■「軍がやべえ!!」ヒューズが命がけで遺した警告の真意
最後に紹介するのは、マース・ヒューズ中佐が遺した、あの印象的なセリフにまつわる伏線回収だ。
ヒューズはロイ・マスタングの親友であり、彼の野心を支える盟友でもあった。家庭では妻と娘を溺愛する「親バカ」な一面を持っており、娘の写真を周囲に見せびらかす姿など、その人間味あふれる姿はシリアスな物語の中で読者の心を和ませる存在であった。
序盤で退場したにもかかわらず彼がこれほどまでに強い印象を残したのは、その魅力的な人柄だけが理由ではない。なぜならヒューズは物語のかなり早い段階で、このアメストリスという国家に渦巻く陰謀の核心に最も迫った人物だったからである。
第15話「鋼のこころ」にて。各地の事件や戦争の記録を独自に調べ上げたヒューズは、アメストリスの歴史や戦争の配置から、不自然な共通点があることに気づく。それは国家の背後に巨大な陰謀の存在を示唆するものであった。だが、真実に近づきすぎたがゆえに彼は命を狙われ、ホムンクルスであるエンヴィーによって命を奪われてしまうのである。
死の間際、彼はマスタングへの電話で「軍がやべえ!!」という言葉を遺す。当初マスタングはこれを「軍に危険が迫っている」という警告だと解釈していたが、第50話「腹の中」で、その言葉に秘められた本当の意味に気づくこととなる。
マスタングは中央司令部の内部で少しずつ仲間を増やし、ホムンクルスであることを隠すキング・ブラッドレイ大総統に対する反撃の機会をうかがっていた。しかし、そこにブラッドレイ本人が現れ、中央司令部そのものがすでに敵の支配下にあることが明らかになる。
この絶望的な状況に直面し、マスタングははじめて亡き友が最期に残した言葉の真意を悟る。「軍がやべえ!!」とは、単に「軍に危機が迫っている」という警告ではなく、アメストリス軍がすでに得体の知れない敵の手に落ち、支配されている——まさに「軍そのものがやばい」という恐るべき事実を示す言葉だったのだ。

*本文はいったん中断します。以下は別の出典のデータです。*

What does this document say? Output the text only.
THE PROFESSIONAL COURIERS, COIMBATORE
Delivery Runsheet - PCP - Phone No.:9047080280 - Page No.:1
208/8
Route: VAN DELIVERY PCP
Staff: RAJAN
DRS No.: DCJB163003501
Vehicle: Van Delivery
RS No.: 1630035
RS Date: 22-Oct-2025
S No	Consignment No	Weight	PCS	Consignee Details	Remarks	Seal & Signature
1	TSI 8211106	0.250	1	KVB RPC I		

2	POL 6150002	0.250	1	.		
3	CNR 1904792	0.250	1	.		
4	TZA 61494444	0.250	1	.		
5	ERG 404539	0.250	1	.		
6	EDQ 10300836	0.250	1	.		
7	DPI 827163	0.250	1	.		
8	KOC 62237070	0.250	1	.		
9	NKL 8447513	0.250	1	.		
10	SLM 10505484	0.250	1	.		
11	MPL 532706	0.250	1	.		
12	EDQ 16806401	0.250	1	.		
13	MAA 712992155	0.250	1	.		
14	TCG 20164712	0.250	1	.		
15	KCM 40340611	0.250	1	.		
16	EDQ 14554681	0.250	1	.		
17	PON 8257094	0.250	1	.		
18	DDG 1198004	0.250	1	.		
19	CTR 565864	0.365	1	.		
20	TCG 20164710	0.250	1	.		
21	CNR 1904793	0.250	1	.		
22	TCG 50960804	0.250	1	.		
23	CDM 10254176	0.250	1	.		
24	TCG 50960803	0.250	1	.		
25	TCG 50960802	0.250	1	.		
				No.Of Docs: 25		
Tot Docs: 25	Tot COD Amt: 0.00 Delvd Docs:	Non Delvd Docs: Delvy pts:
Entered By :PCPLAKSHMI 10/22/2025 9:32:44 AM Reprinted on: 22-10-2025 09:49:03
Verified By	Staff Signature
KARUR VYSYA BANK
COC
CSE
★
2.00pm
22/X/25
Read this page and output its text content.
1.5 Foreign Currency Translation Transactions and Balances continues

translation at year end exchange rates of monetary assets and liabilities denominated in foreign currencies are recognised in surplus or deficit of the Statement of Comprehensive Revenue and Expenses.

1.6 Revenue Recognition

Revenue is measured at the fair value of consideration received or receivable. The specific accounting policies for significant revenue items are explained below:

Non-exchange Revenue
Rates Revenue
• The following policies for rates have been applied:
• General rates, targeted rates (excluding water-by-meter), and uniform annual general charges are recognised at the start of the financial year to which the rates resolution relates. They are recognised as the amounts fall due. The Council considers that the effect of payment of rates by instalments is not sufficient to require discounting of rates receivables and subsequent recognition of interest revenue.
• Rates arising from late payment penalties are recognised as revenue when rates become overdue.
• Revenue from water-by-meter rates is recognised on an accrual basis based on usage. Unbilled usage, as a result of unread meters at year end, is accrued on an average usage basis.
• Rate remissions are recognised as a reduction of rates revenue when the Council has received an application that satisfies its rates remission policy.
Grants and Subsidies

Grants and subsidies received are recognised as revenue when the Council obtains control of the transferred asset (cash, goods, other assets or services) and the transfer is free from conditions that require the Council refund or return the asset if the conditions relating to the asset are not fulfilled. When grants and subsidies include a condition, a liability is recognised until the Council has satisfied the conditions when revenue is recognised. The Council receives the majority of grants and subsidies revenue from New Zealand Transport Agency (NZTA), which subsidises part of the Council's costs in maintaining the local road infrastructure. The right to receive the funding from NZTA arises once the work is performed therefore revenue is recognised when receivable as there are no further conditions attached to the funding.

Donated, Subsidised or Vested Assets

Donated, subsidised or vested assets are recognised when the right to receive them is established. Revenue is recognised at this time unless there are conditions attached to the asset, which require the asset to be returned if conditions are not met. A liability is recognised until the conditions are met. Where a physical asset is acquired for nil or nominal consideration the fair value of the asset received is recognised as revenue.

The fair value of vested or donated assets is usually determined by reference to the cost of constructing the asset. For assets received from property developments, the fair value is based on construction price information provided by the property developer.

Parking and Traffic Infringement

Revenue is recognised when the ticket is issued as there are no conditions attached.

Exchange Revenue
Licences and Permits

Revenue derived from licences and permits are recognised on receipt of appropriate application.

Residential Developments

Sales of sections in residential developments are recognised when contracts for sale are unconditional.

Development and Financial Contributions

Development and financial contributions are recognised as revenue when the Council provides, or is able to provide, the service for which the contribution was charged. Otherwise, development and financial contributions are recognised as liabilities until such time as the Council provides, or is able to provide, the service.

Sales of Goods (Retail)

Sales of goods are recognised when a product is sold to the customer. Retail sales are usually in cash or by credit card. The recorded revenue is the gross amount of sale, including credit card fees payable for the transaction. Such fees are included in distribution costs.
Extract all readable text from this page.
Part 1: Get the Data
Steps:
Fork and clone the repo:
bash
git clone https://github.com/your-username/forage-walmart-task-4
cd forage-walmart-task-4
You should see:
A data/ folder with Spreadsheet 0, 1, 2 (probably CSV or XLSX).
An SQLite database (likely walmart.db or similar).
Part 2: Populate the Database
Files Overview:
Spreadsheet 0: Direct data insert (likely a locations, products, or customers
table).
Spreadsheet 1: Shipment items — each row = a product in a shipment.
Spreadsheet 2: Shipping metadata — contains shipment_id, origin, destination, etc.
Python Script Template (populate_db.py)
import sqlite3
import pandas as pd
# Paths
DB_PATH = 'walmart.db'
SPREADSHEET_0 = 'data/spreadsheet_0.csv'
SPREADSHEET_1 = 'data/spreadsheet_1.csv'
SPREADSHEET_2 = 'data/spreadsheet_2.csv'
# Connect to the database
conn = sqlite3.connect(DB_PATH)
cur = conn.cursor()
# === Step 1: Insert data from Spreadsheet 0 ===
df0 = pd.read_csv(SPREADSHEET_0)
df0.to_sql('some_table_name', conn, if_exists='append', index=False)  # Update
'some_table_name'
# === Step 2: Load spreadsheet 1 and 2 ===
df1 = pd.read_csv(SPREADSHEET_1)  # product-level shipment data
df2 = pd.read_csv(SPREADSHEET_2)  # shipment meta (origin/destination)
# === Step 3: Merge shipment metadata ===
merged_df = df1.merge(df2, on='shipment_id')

序盤の人気キャラの退場とともに遺されたこの一言が、やがて国家規模の陰謀として姿を現す。この鮮やかな構成は、『鋼の錬金術師』がいかに計算され、描かれているかを印象付ける見事な伏線回収劇であった。
今回取り上げた3つの伏線は、いずれも当初は断片的な謎や情報として描かれている。しかし、物語が進むにつれて、それらはやがてひとつの巨大な陰謀へとつながっていく。
連載期間約9年、コミックス全27巻という長編でありながら、序盤に何気なく配置された小さな描写が終盤の核心へと結びついていく構成は、まさに見事というほかない。
あらためて読み返してみると、今回取り上げたもの以外にも、物語の至るところに意味深なヒントが散りばめられていることに気づくはずだ。この緻密に計算された物語構造こそが、『鋼の錬金術師』が色あせることのない名作として、今なお多くの読者に語り継がれている理由のひとつなのである。